Show Your Working
Introversion is outing everything about Darwinia+. Emails, design docs, the lot. Chris Delay explains.
The "unusual game" has been Introversion's perpetual problem, no matter how much the team tries to mitigate it. Multiwinia's sales almost killed the company. They even considered becoming what Delay called "Zombie Introversion", where they would stop making games and just take the money from sales of existing products. Since there would be no staff expenses, the directors - who earn less than the people they hire, and on average across all the years in the business would have been better off working in Sainsbury's - would probably receive more money. They just wouldn't be making games any more.
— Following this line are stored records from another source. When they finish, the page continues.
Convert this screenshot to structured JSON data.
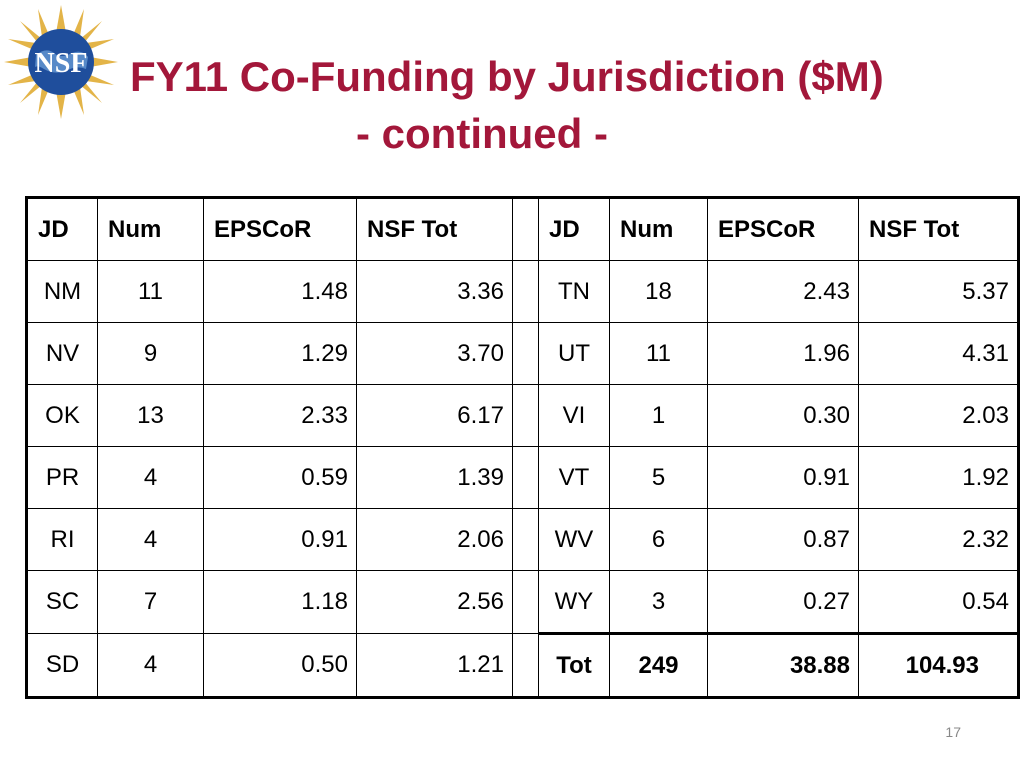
{
  "slide": {
    "title_line1": "FY11 Co-Funding by Jurisdiction ($M)",
    "title_line2": "- continued -",
    "page_number": "17",
    "logo_text": "NSF"
  },
  "colors": {
    "title": "#a3173a",
    "logo_blue": "#1f4e9c",
    "logo_gold": "#e3b448"
  },
  "table": {
    "headers_left": [
      "JD",
      "Num",
      "EPSCoR",
      "NSF Tot"
    ],
    "headers_right": [
      "JD",
      "Num",
      "EPSCoR",
      "NSF Tot"
    ],
    "rows": [
      {
        "left": [
          "NM",
          "11",
          "1.48",
          "3.36"
        ],
        "right": [
          "TN",
          "18",
          "2.43",
          "5.37"
        ]
      },
      {
        "left": [
          "NV",
          "9",
          "1.29",
          "3.70"
        ],
        "right": [
          "UT",
          "11",
          "1.96",
          "4.31"
        ]
      },
      {
        "left": [
          "OK",
          "13",
          "2.33",
          "6.17"
        ],
        "right": [
          "VI",
          "1",
          "0.30",
          "2.03"
        ]
      },
      {
        "left": [
          "PR",
          "4",
          "0.59",
          "1.39"
        ],
        "right": [
          "VT",
          "5",
          "0.91",
          "1.92"
        ]
      },
      {
        "left": [
          "RI",
          "4",
          "0.91",
          "2.06"
        ],
        "right": [
          "WV",
          "6",
          "0.87",
          "2.32"
        ]
      },
      {
        "left": [
          "SC",
          "7",
          "1.18",
          "2.56"
        ],
        "right": [
          "WY",
          "3",
          "0.27",
          "0.54"
        ]
      },
      {
        "left": [
          "SD",
          "4",
          "0.50",
          "1.21"
        ],
        "right": [
          "Tot",
          "249",
          "38.88",
          "104.93"
        ]
      }
    ]
  }
}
"We really considered it," says Delay. "After Multiwinia's launch, we realised the best we could hope for was to limp forward to Darwinia+. We did the cashflow after Multiwinia came out, and realised we'd be dead in four months. What can you do in four months? But we were spending a lot of money. In the end, we didn't lay anyone off. We did move office and tighten our belt very heavily so we could last longer."
Multiwinia's lack of success is something they've picked over. Delay suspects it's a question of audiences. "It's a Venn diagram where the crosshatch between people who love retro graphics, people who love indie games, people who love Darwinia and people who love online, competitive multiplayer is... no people at all. It's like 100 people. Even amongst our sometimes-rabid fanbase, there was less interest in Multiwinia. Introversion nearly ended because of Multiwinia, beyond our ability to bring it back. We all took it in turns to feel like it was hopeless. All the other directors had to pull them out of it. We'd worked on it all this time. And there's a childish element to the unfairness of it. If we were going out on Multiwinia, it wouldn't be us going out on a blazing trail of what we stood for. This game was because we made it for Microsoft and Darwinia+."
Thankfully, they're past that, though obviously much rests on the sales success of Darwinia+, which will bring Introversion's games to a console audience for the first time - and there's also the hope someone will pick up the almost-complete DS version of Defcon.
And as developers, Introversion seem to know themselves better. "We make unusual games," says Delay. "All our games have been quirky and weird in some ways. To hit your first failure where you've missed the zeitgeist on your fourth game isn't bad. It'll be foolish to think we'd make every game a hit. When you look at it from a wider point of view - which is the only way you can look at it and remain sane - Multiwinia is a blip on the radar, and our hearts weren't in it in the same way they were with Darwinia and Defcon. And we'll move on. To our credit, we survived."
And survival is the tricky thing. It's not about becoming a monster company - it's simple existence. "We don't want to do three or four games at once. We want to be able to survive a game failing," says Delay. "You don't want to release a game, find out people don't like it and for that to be the end of your company after years and years of hard work.
"We're still here, albeit in a less interesting office than when we did Defcon."
Darwinia+ is due out for Xbox Live Arcade soon.